# Can you work out these 14 legendary songs from their first lines?



## Northerner (Apr 19, 2015)

http://en.what-character-are-you.com/d/en/1897/index/11547.html

I got 11/14


----------



## Robin (Apr 19, 2015)

I'm ashamed to admit I only knew four. i managed to get a score of 7/14 by picking the middle option for all the ones I didn't know! is that Cheating?


----------



## Donald (Apr 19, 2015)

I got 10/14


----------



## Northerner (Apr 19, 2015)

Robin said:


> I'm ashamed to admit I only knew four. i managed to get a score of 7/14 by picking the middle option for all the ones I didn't know! is that Cheating?

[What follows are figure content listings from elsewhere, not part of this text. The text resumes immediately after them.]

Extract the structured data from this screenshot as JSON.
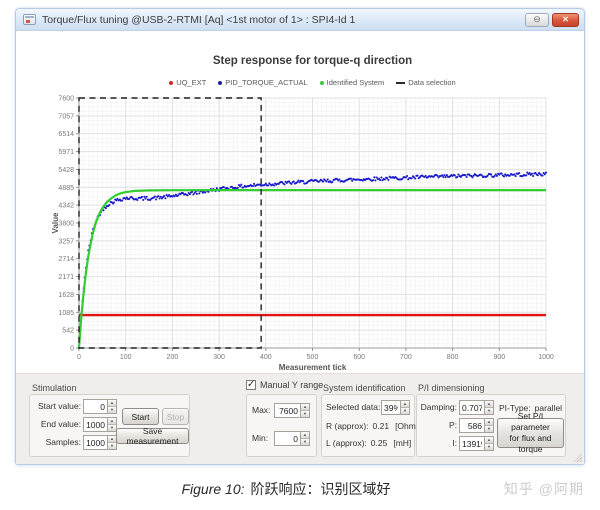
{
  "window": {
    "title": "Torque/Flux tuning @USB-2-RTMI [Aq] <1st motor of 1> : SPI4-Id 1",
    "minimize_glyph": "⊖",
    "close_glyph": "✕"
  },
  "chart_data": {
    "type": "line",
    "title": "Step response for torque-q direction",
    "xlabel": "Measurement tick",
    "ylabel": "Value",
    "xlim": [
      0,
      1000
    ],
    "ylim": [
      0,
      7600
    ],
    "x_ticks": [
      0,
      100,
      200,
      300,
      400,
      500,
      600,
      700,
      800,
      900,
      1000
    ],
    "y_tick_labels": [
      "0",
      "542",
      "1085",
      "1628",
      "2171",
      "2714",
      "3257",
      "3800",
      "4342",
      "4885",
      "5428",
      "5971",
      "6514",
      "7057",
      "7600"
    ],
    "grid": true,
    "minor_grid": {
      "x_step": 10,
      "y_divisions": 56
    },
    "legend_position": "top",
    "legend": [
      {
        "label": "UQ_EXT",
        "marker": "dot",
        "color": "#d42a1e"
      },
      {
        "label": "PID_TORQUE_ACTUAL",
        "marker": "dot",
        "color": "#20209e"
      },
      {
        "label": "Identified System",
        "marker": "dot",
        "color": "#3ec63e"
      },
      {
        "label": "Data selection",
        "marker": "dash",
        "color": "#2b2b2b"
      }
    ],
    "series": [
      {
        "name": "UQ_EXT",
        "type": "line",
        "color": "#e01414",
        "width": 2.4,
        "points": [
          [
            0,
            1000
          ],
          [
            1000,
            1000
          ]
        ]
      },
      {
        "name": "PID_TORQUE_ACTUAL",
        "type": "scatter",
        "color": "#1a1acd",
        "dot_radius": 1.05,
        "noise": 55,
        "points": [
          [
            0,
            0
          ],
          [
            5,
            1030
          ],
          [
            10,
            1830
          ],
          [
            15,
            2450
          ],
          [
            20,
            2930
          ],
          [
            25,
            3300
          ],
          [
            30,
            3590
          ],
          [
            40,
            3980
          ],
          [
            50,
            4200
          ],
          [
            60,
            4340
          ],
          [
            70,
            4430
          ],
          [
            80,
            4490
          ],
          [
            100,
            4560
          ],
          [
            125,
            4545
          ],
          [
            150,
            4550
          ],
          [
            175,
            4575
          ],
          [
            200,
            4620
          ],
          [
            250,
            4720
          ],
          [
            300,
            4830
          ],
          [
            350,
            4915
          ],
          [
            400,
            4975
          ],
          [
            450,
            5020
          ],
          [
            500,
            5060
          ],
          [
            550,
            5095
          ],
          [
            600,
            5125
          ],
          [
            650,
            5150
          ],
          [
            700,
            5175
          ],
          [
            750,
            5200
          ],
          [
            800,
            5220
          ],
          [
            850,
            5240
          ],
          [
            900,
            5258
          ],
          [
            950,
            5274
          ],
          [
            1000,
            5290
          ]
        ]
      },
      {
        "name": "Identified System",
        "type": "line",
        "color": "#33cc33",
        "width": 2.2,
        "points": [
          [
            0,
            0
          ],
          [
            5,
            940
          ],
          [
            10,
            1690
          ],
          [
            15,
            2300
          ],
          [
            20,
            2790
          ],
          [
            25,
            3180
          ],
          [
            30,
            3500
          ],
          [
            35,
            3760
          ],
          [
            40,
            3960
          ],
          [
            45,
            4120
          ],
          [
            50,
            4250
          ],
          [
            55,
            4350
          ],
          [
            60,
            4440
          ],
          [
            70,
            4560
          ],
          [
            80,
            4650
          ],
          [
            90,
            4705
          ],
          [
            100,
            4740
          ],
          [
            120,
            4775
          ],
          [
            150,
            4790
          ],
          [
            200,
            4798
          ],
          [
            300,
            4800
          ],
          [
            400,
            4800
          ],
          [
            500,
            4800
          ],
          [
            600,
            4800
          ],
          [
            700,
            4800
          ],
          [
            800,
            4800
          ],
          [
            900,
            4800
          ],
          [
            1000,
            4800
          ]
        ]
      },
      {
        "name": "Data selection",
        "type": "selection_rect",
        "color": "#1f1f1f",
        "rect": [
          0,
          0,
          390,
          7600
        ]
      }
    ]
  },
  "controls": {
    "stimulation": {
      "title": "Stimulation",
      "fields": [
        {
          "label": "Start value:",
          "value": "0"
        },
        {
          "label": "End value:",
          "value": "1000"
        },
        {
          "label": "Samples:",
          "value": "1000"
        }
      ],
      "start_button": "Start",
      "stop_button": "Stop",
      "save_button": "Save measurement"
    },
    "y_range": {
      "checkbox_label": "Manual Y range",
      "checked": true,
      "max_label": "Max:",
      "max_value": "7600",
      "min_label": "Min:",
      "min_value": "0"
    },
    "system_identification": {
      "title": "System identification",
      "selected_label": "Selected data:",
      "selected_value": "39%",
      "rows": [
        {
          "label": "R (approx):",
          "value": "0.21",
          "unit": "[Ohm]"
        },
        {
          "label": "L (approx):",
          "value": "0.25",
          "unit": "[mH]"
        }
      ]
    },
    "pi_dimensioning": {
      "title": "P/I dimensioning",
      "fields": [
        {
          "label": "Damping:",
          "value": "0.707"
        },
        {
          "label": "P:",
          "value": "586"
        },
        {
          "label": "I:",
          "value": "13919"
        }
      ],
      "pi_type_label": "PI-Type:",
      "pi_type_value": "parallel",
      "set_button_line1": "Set P/I parameter",
      "set_button_line2": "for flux and torque"
    }
  },
  "caption": {
    "figure_label": "Figure 10:",
    "text": "阶跃响应：识别区域好"
  },
  "watermark": "知乎 @阿期"
}
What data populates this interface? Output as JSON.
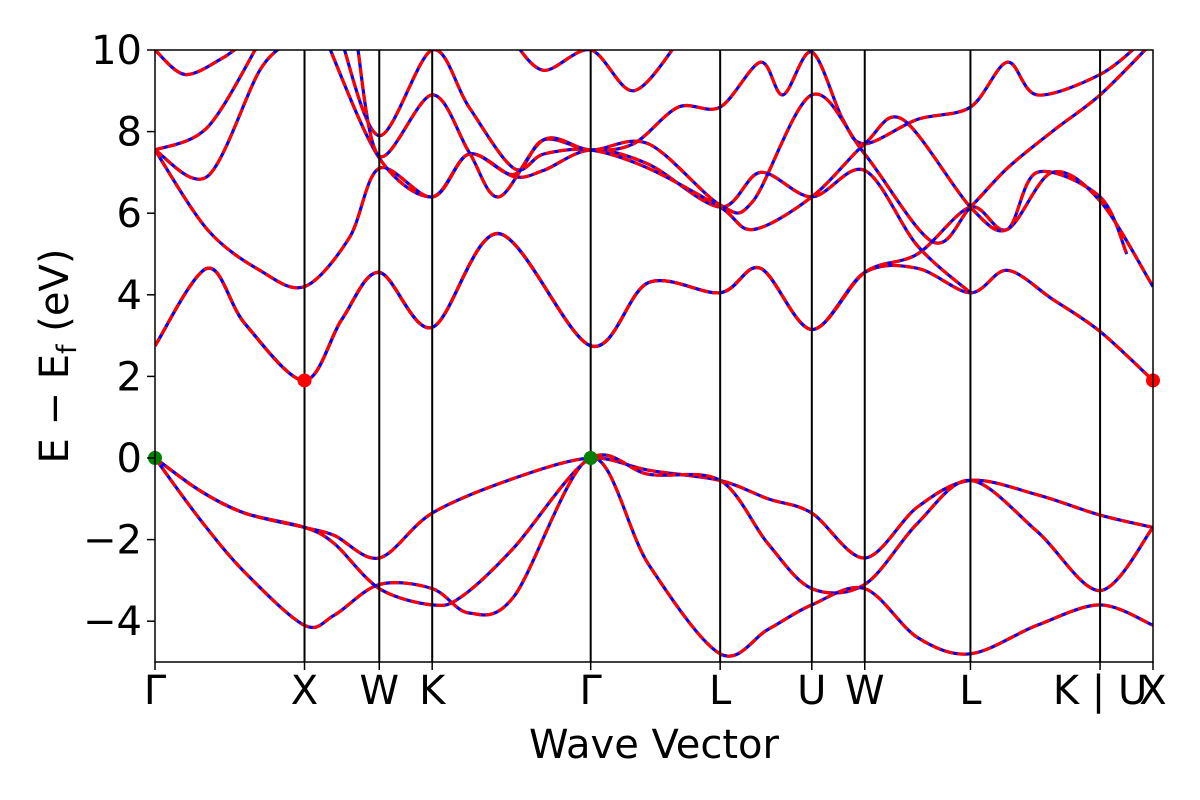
{
  "chart_data": {
    "type": "line",
    "title": "",
    "xlabel": "Wave Vector",
    "ylabel_main": "E − E",
    "ylabel_sub": "f",
    "ylabel_unit": " (eV)",
    "ylim": [
      -5,
      10
    ],
    "yticks": [
      {
        "value": -4,
        "label": "−4"
      },
      {
        "value": -2,
        "label": "−2"
      },
      {
        "value": 0,
        "label": "0"
      },
      {
        "value": 2,
        "label": "2"
      },
      {
        "value": 4,
        "label": "4"
      },
      {
        "value": 6,
        "label": "6"
      },
      {
        "value": 8,
        "label": "8"
      },
      {
        "value": 10,
        "label": "10"
      }
    ],
    "kpath": [
      {
        "label": "Γ",
        "k": 0.0
      },
      {
        "label": "X",
        "k": 1.0
      },
      {
        "label": "W",
        "k": 1.5
      },
      {
        "label": "K",
        "k": 1.854
      },
      {
        "label": "Γ",
        "k": 2.914
      },
      {
        "label": "L",
        "k": 3.78
      },
      {
        "label": "U",
        "k": 4.393
      },
      {
        "label": "W",
        "k": 4.747
      },
      {
        "label": "L",
        "k": 5.454
      },
      {
        "label": "K | U",
        "k": 6.321
      },
      {
        "label": "X",
        "k": 6.675
      }
    ],
    "grid": false,
    "legend": "none",
    "colors": {
      "dft": "#ff0000",
      "fit": "#0000ff",
      "vbm": "#008000",
      "cbm": "#ff0000"
    },
    "markers": [
      {
        "name": "VBM",
        "k": 0.0,
        "e": 0.0
      },
      {
        "name": "VBM",
        "k": 2.914,
        "e": 0.0
      },
      {
        "name": "CBM",
        "k": 1.0,
        "e": 1.9
      },
      {
        "name": "CBM",
        "k": 6.675,
        "e": 1.9
      }
    ],
    "bands": [
      [
        [
          0,
          0
        ],
        [
          0.3,
          -0.8
        ],
        [
          0.6,
          -1.35
        ],
        [
          1.0,
          -1.7
        ],
        [
          1.2,
          -1.9
        ],
        [
          1.5,
          -2.45
        ],
        [
          1.854,
          -1.35
        ],
        [
          2.4,
          -0.5
        ],
        [
          2.914,
          0
        ],
        [
          3.3,
          -0.3
        ],
        [
          3.78,
          -0.55
        ],
        [
          4.1,
          -1.0
        ],
        [
          4.393,
          -1.35
        ],
        [
          4.747,
          -2.45
        ],
        [
          5.1,
          -1.2
        ],
        [
          5.454,
          -0.55
        ],
        [
          5.9,
          -0.9
        ],
        [
          6.321,
          -1.4
        ],
        [
          6.675,
          -1.7
        ]
      ],
      [
        [
          0,
          0
        ],
        [
          0.3,
          -0.8
        ],
        [
          0.6,
          -1.35
        ],
        [
          1.0,
          -1.7
        ],
        [
          1.2,
          -2.1
        ],
        [
          1.5,
          -3.2
        ],
        [
          1.854,
          -3.6
        ],
        [
          2.05,
          -3.4
        ],
        [
          2.4,
          -2.2
        ],
        [
          2.914,
          0
        ],
        [
          3.3,
          -0.4
        ],
        [
          3.78,
          -0.55
        ],
        [
          4.1,
          -2.1
        ],
        [
          4.393,
          -3.2
        ],
        [
          4.747,
          -3.1
        ],
        [
          5.1,
          -1.6
        ],
        [
          5.454,
          -0.55
        ],
        [
          5.9,
          -1.8
        ],
        [
          6.321,
          -3.25
        ],
        [
          6.675,
          -1.7
        ]
      ],
      [
        [
          0,
          0
        ],
        [
          0.3,
          -1.5
        ],
        [
          0.6,
          -2.8
        ],
        [
          1.0,
          -4.1
        ],
        [
          1.2,
          -3.85
        ],
        [
          1.5,
          -3.1
        ],
        [
          1.854,
          -3.2
        ],
        [
          2.1,
          -3.8
        ],
        [
          2.4,
          -3.4
        ],
        [
          2.914,
          0
        ],
        [
          3.3,
          -2.6
        ],
        [
          3.78,
          -4.8
        ],
        [
          4.1,
          -4.2
        ],
        [
          4.393,
          -3.6
        ],
        [
          4.747,
          -3.2
        ],
        [
          5.1,
          -4.4
        ],
        [
          5.454,
          -4.8
        ],
        [
          5.9,
          -4.1
        ],
        [
          6.321,
          -3.6
        ],
        [
          6.675,
          -4.1
        ]
      ],
      [
        [
          0,
          2.75
        ],
        [
          0.35,
          4.65
        ],
        [
          0.6,
          3.3
        ],
        [
          1.0,
          1.9
        ],
        [
          1.25,
          3.4
        ],
        [
          1.5,
          4.55
        ],
        [
          1.854,
          3.2
        ],
        [
          2.3,
          5.5
        ],
        [
          2.914,
          2.75
        ],
        [
          3.3,
          4.3
        ],
        [
          3.78,
          4.05
        ],
        [
          4.05,
          4.65
        ],
        [
          4.393,
          3.15
        ],
        [
          4.747,
          4.55
        ],
        [
          5.1,
          4.65
        ],
        [
          5.454,
          4.05
        ],
        [
          5.7,
          4.6
        ],
        [
          6.0,
          3.9
        ],
        [
          6.321,
          3.1
        ],
        [
          6.675,
          1.9
        ]
      ],
      [
        [
          0,
          2.75
        ],
        [
          0.35,
          4.65
        ],
        [
          0.6,
          3.3
        ],
        [
          1.0,
          1.9
        ],
        [
          1.25,
          3.4
        ],
        [
          1.5,
          4.55
        ],
        [
          1.854,
          3.2
        ],
        [
          2.3,
          5.5
        ],
        [
          2.914,
          2.75
        ],
        [
          3.3,
          4.3
        ],
        [
          3.78,
          4.05
        ],
        [
          4.05,
          4.65
        ],
        [
          4.393,
          3.15
        ],
        [
          4.747,
          4.55
        ],
        [
          5.1,
          5.0
        ],
        [
          5.454,
          6.15
        ],
        [
          5.7,
          5.6
        ],
        [
          6.0,
          7.0
        ],
        [
          6.321,
          6.3
        ],
        [
          6.675,
          4.2
        ]
      ],
      [
        [
          0,
          7.55
        ],
        [
          0.35,
          5.6
        ],
        [
          0.7,
          4.6
        ],
        [
          1.0,
          4.2
        ],
        [
          1.3,
          5.4
        ],
        [
          1.5,
          7.1
        ],
        [
          1.854,
          6.4
        ],
        [
          2.1,
          7.45
        ],
        [
          2.4,
          6.9
        ],
        [
          2.6,
          7.05
        ],
        [
          2.914,
          7.55
        ],
        [
          3.3,
          7.2
        ],
        [
          3.78,
          6.15
        ],
        [
          4.05,
          7.0
        ],
        [
          4.393,
          6.4
        ],
        [
          4.747,
          7.05
        ],
        [
          5.1,
          5.2
        ],
        [
          5.454,
          4.05
        ]
      ],
      [
        [
          0,
          7.55
        ],
        [
          0.35,
          6.9
        ],
        [
          0.7,
          9.5
        ],
        [
          0.9,
          10.2
        ]
      ],
      [
        [
          0,
          7.55
        ],
        [
          0.35,
          8.1
        ],
        [
          0.7,
          10.2
        ]
      ],
      [
        [
          0,
          10
        ],
        [
          0.2,
          9.4
        ],
        [
          0.45,
          9.8
        ],
        [
          0.6,
          10.2
        ]
      ],
      [
        [
          1.15,
          10.2
        ],
        [
          1.5,
          7.35
        ],
        [
          1.854,
          6.4
        ],
        [
          2.1,
          7.45
        ],
        [
          2.4,
          6.95
        ],
        [
          2.6,
          7.8
        ],
        [
          2.914,
          7.55
        ],
        [
          3.2,
          7.7
        ],
        [
          3.5,
          8.6
        ],
        [
          3.78,
          8.6
        ],
        [
          4.05,
          9.7
        ],
        [
          4.2,
          8.9
        ],
        [
          4.393,
          9.95
        ],
        [
          4.6,
          8.3
        ],
        [
          4.747,
          7.7
        ],
        [
          5.1,
          8.3
        ],
        [
          5.454,
          8.6
        ],
        [
          5.7,
          9.7
        ],
        [
          5.9,
          8.9
        ],
        [
          6.321,
          9.4
        ],
        [
          6.6,
          10.2
        ]
      ],
      [
        [
          1.25,
          10.2
        ],
        [
          1.5,
          7.9
        ],
        [
          1.854,
          10
        ],
        [
          2.1,
          8.6
        ],
        [
          2.4,
          7.1
        ],
        [
          2.6,
          7.45
        ],
        [
          2.914,
          7.55
        ],
        [
          3.3,
          7.1
        ],
        [
          3.78,
          6.15
        ],
        [
          4.0,
          5.6
        ],
        [
          4.393,
          6.4
        ],
        [
          4.747,
          7.7
        ],
        [
          5.0,
          8.3
        ],
        [
          5.454,
          6.15
        ],
        [
          5.7,
          5.6
        ],
        [
          5.9,
          7.0
        ],
        [
          6.321,
          6.4
        ],
        [
          6.5,
          5.0
        ]
      ],
      [
        [
          1.35,
          10.2
        ],
        [
          1.5,
          7.4
        ],
        [
          1.854,
          8.9
        ],
        [
          2.1,
          7.5
        ],
        [
          2.3,
          6.4
        ],
        [
          2.6,
          7.8
        ],
        [
          2.914,
          7.55
        ],
        [
          3.3,
          7.7
        ],
        [
          3.78,
          6.2
        ],
        [
          4.0,
          6.3
        ],
        [
          4.393,
          8.9
        ],
        [
          4.747,
          7.45
        ],
        [
          5.2,
          5.3
        ],
        [
          5.454,
          6.15
        ],
        [
          5.7,
          7.1
        ],
        [
          6.0,
          8.0
        ],
        [
          6.321,
          8.9
        ],
        [
          6.675,
          10.2
        ]
      ],
      [
        [
          2.4,
          10.2
        ],
        [
          2.6,
          9.5
        ],
        [
          2.914,
          10
        ],
        [
          3.2,
          9.0
        ],
        [
          3.5,
          10.2
        ]
      ]
    ]
  }
}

I guessed a few to get my 11, some of them might only have been hits in the US, I reckon!


----------



## KookyCat (Apr 19, 2015)

I got 9, which surprised me since I'm notorious for my inability to recall song titles and the titles of books


----------



## Sally71 (Apr 19, 2015)

I got 11/14, some of them were guesses though!


----------



## Mrs Mad Ronin (Apr 19, 2015)

10/14 rather pleased with myself there


----------



## robert@fm (Apr 19, 2015)

11/14.  Pity they don't tell you which you got right and which wrong...

And they got two of the choices wrong; "Ottis Reading - Sittin' on the Dock" should have been "Otis Redding - Dock of the Bay", and "Carol King - Will You Still Love me Tomorrow" should have been "Carole King - Will You Love me Tomorrow" (did she even do that song? She co-wrote it with her songwriting partner Goffin, but surely it was the Shirelles who actually sang it).


----------



## Riri (Apr 19, 2015)

11 out of 14 here as well


----------



## Lindarose (Apr 19, 2015)

I've amazed myself Got 12 with about 3 guesses Must be my era though needed the choices


----------



## banjo (Apr 19, 2015)

11 outta 14 lol - too much spare time?


----------



## khskel (Apr 19, 2015)

12 Not too shoddy


----------



## trophywench (Apr 19, 2015)

Well I got 11 too - but I only actually knew about 4 !


----------



## Maryanne29 (Apr 23, 2015)

I surprised myself and got 13!


----------